Diventare madre, diventare donna

A ventisei anni Ada comincia uno stage come copywriter in un’azienda pubblicitaria milanese. Il lavoro la entusiasma, così come Alessio, l’art director con cui si trova a collaborare. Quando le propongono di andare con lui per un periodo a Seattle, Ada non si tira indietro nonostante questo voglia dire non vedere per un po’ la figlia di nove anni Claudia (di cui non ha fatto parola in agenzia). Il fatto è che Ada è diventata madre troppo presto, a diciassette anni, e si è sentita privata di una parte importante della sua giovinezza: la bambina l’ha tirata su insieme ai suoi genitori a Stresa e allontanarsi da lì le dà un certo sollievo. In Nessuna parola dice di noi, pubblicato da Bompiani, Gaia Manzini mette al centro una donna innamorata che prova a scrollarsi di dosso i pesi che porta. Alessio è gay, non può essere l’uomo della sua vita e sul lavoro si dimostra un carrierista spietato, ma è la scintilla che le accende dentro la voglia di cambiare, di scoprire sé stessa, allontandosi dal modello che le offre sua madre.

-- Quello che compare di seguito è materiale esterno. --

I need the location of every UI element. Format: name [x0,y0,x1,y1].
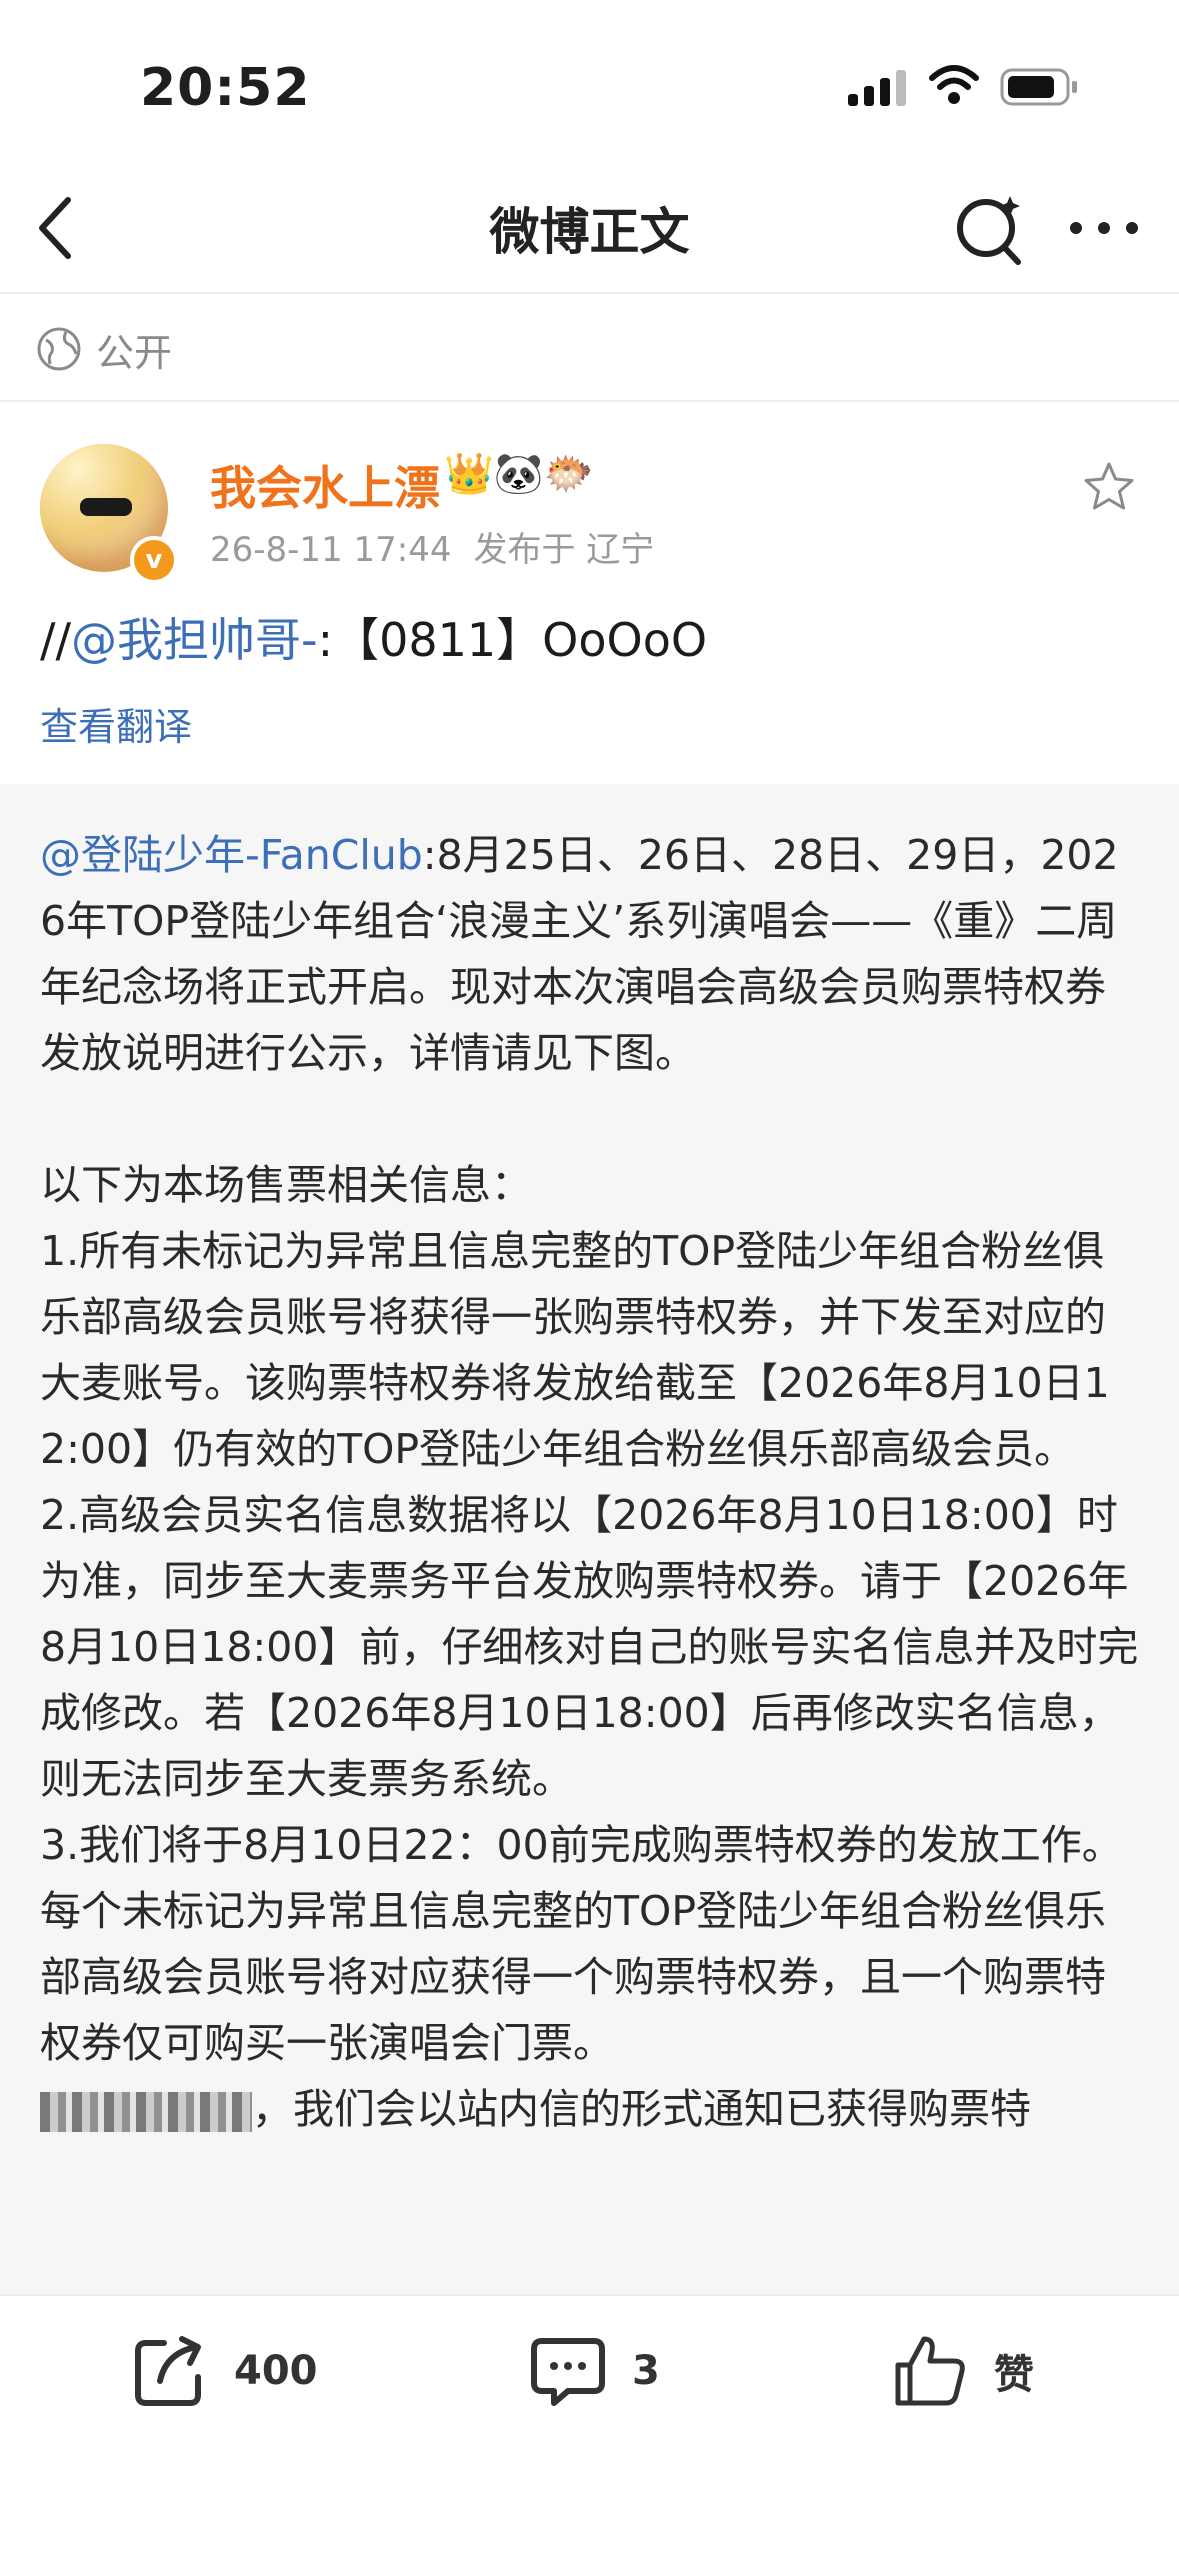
repost-last-line: ，我们会以站内信的形式通知已获得购票特 [252,2085,1031,2133]
globe-icon [37,327,81,371]
repost-text: @登陆少年-FanClub:8月25日、26日、28日、29日，2026年TOP… [40,822,1144,2142]
author-badges: 👑🐼🐡 [444,451,594,497]
visibility-label: 公开 [96,331,173,375]
wifi-icon [929,65,979,104]
comment-button[interactable]: 3 [528,2326,660,2416]
verified-badge: v [130,536,178,584]
search-icon[interactable] [950,188,1030,268]
post-source: 发布于 辽宁 [473,530,655,570]
post-meta: 26-8-11 17:44 发布于 辽宁 [210,522,654,571]
comment-icon [531,2338,605,2406]
comment-count: 3 [632,2348,660,2394]
like-label: 赞 [994,2352,1034,2398]
post-text: //@我担帅哥-:【0811】OoOoO [40,604,707,670]
translate-link[interactable]: 查看翻译 [40,696,192,751]
like-icon [895,2336,965,2406]
post-text-suffix: :【0811】OoOoO [317,613,708,667]
repost-button[interactable]: 400 [130,2326,318,2416]
star-icon[interactable] [1082,460,1136,514]
author-name[interactable]: 我会水上漂 [210,452,440,518]
signal-icon [848,70,906,106]
repost-mention-link[interactable]: @登陆少年-FanClub [40,831,423,879]
mosaic-redaction [40,2092,252,2132]
repost-body: :8月25日、26日、28日、29日，2026年TOP登陆少年组合‘浪漫主义’系… [40,831,1139,2067]
like-button[interactable]: 赞 [890,2326,1034,2416]
post-text-prefix: // [40,613,71,667]
divider [0,400,1179,402]
status-time: 20:52 [140,58,311,118]
divider [0,292,1179,294]
battery-icon [1000,68,1077,106]
post-timestamp: 26-8-11 17:44 [210,530,452,570]
mention-link[interactable]: @我担帅哥- [71,613,318,667]
more-icon[interactable] [1066,200,1142,256]
repost-icon [135,2336,201,2406]
repost-count: 400 [234,2348,318,2394]
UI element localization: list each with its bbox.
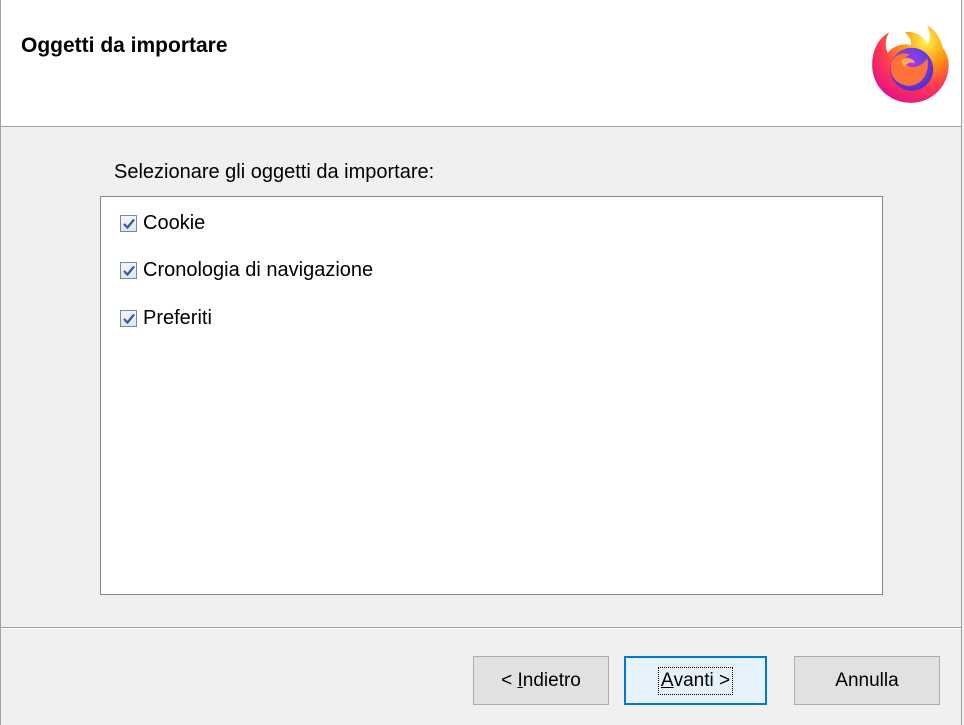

Con Alessio lavorare era bellissimo, avrei voluto dirle. Mi piaceva l’obbligo implicito per i creativi di tornare bambini; era un modo per accedere alla propria inventiva, per dischiudere la fantasia e dimenticare le responsabilità. Tutto era sullo stesso piano, tutto poteva essere dissacrato ancora e ancora: Dio, il lavoro, l’amore, la fedeltà, la famiglia, i figli o la possibilità di averne. Tutto andava in pezzi sul bordo tagliente delle parole.


Gaia Manzini vive e lavora a Milano; ha scritto Nudo di famiglia (Fandango 2009, finalista Premio Chiara), La scomparsa di Lauren Armstrong (Fandango 2012, selezione Premio Strega), Ultima la luce (Mondadori 2017). Collabora con Il Foglio e L’Espresso.